Simplicity may be the key, but it’s a constant struggle with the vanguard of broadcast technology bursting boundaries almost daily. The onslaught of new platforms, and the resurgence of that most desirable of geek-chic accoutrements, 3D, is difficult enough for the average consumer to keep track of. And an imminent emphasis on standards means that test and measurement pros need to be more savvy than ever. “Outside the US there will be some changes in the standards – at least I hope so – because currently most of the US is using TR100290, which is a great standard that started out well,” says Bachofen.

“The problem is that it’s not very granular. That means that it’s either good or bad.

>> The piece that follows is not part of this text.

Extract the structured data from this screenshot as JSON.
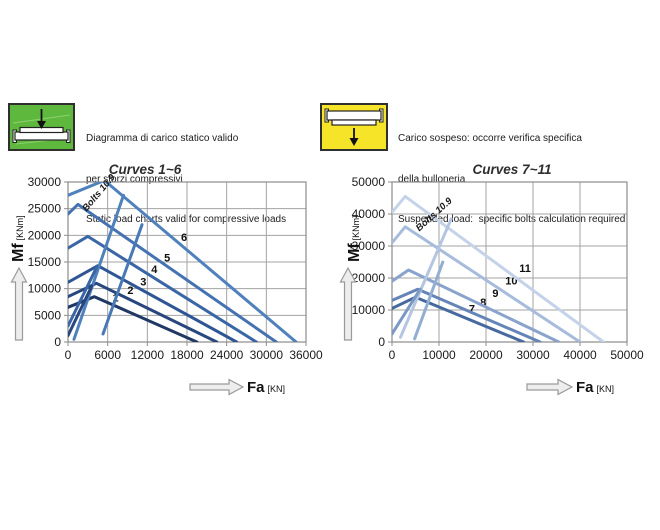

From an implementation perspective there can be so many things wrong because digitalisation is so complex, and a lot of things can happen,” adds Bachofen. “So what the EPR Standards are looking at is ‘how can we have more granularity?’ We here in the US have implemented some of those granularities, and are trying to influence the standards outside the US. It helps service providers identify the problem in a certain location, faster. And usually they won’t get disturbed by false alarms.”

Bachofen also admits that mobile anaylsis will become more of an issue in the next 12 months. Samuel Fleischhacker claims that Thomson is more concerned with the move to IP technology than 3D, which is still in its infancy. “Today for test and measurement we don’t focus on 3D,” he says. “We are essentially focusing on the good integration of our solutions to address the IP head-end market. Even though it’s a process which began many years ago, in the application for head-end, for terrestrial, we still use ISI interfaces. But they are progressively switching from ISI (Integral Satcom Initiative) technology to IP technology. And our idea is to have a good solution to help them migrate from ISI to IP.”

Video on demand is another tricky path for test and measurement firms to tread, with different expectations held by operators for each project. Fleischhacker insists that it is the multitude of formats offered to the customer which presents the most problems. “I need a tool which looks inside the file and say that it is the correct encoding system, the correct resolution, that no audio is missing and the duration of the film is ok,” he says.

Video on demand, HD, 3D and the emergence of IP broadcasting, are becoming increasingly important formats and mediums for firms to deal with in the Middle East. But what do experts feel are the major issues facing the test and measurement industry in the coming months?

“Scalability is going to be an issue, because if you are a fast-growing region, and you’ve got a lot of subscribers with competition coming in, I think that what the region will face is scalability,” argues Bachofen. “There’s a big distribution issue too, because it’s not a small region by any means. Even if you go to the UAE it’s not small, it’s very distributed. It’s not like Switzerland, where I’m from: a tiny country in the middle of Europe.”

Yet Bachofen concedes that the two nations have their diversity in language in common, thus pushing issues like subtitling to the fore. “In terms of closed captions, there are language issues in the Middle East that have to be addressed,” agrees Carl Dempsey. “Years ago I’d say that the Middle East was playing catch-up. I don’t think that’s the case anymore. They’re building state-of-the-art facilities, and I don’t think there’s the sort of latency as before.”

Fleischhacker insists that the Middle East is no different to the rest of the planet in terms of the issues facing the industry, and believes that the future is more a case of smooting out the broadcast transitions being made right now. “It’s a worldwide problem, with the transition from ISI systems to IP systems.

“The second one is to be able to manage our product for the transition from SD to HD and from MPEG-2 to H.264/MPEG-4,” he says. One thing’s for certain: with the rise of technology, importance of standards and burgeoning expat communities, test and measurement in the Middle East can look forward to a busy and challenging 2011.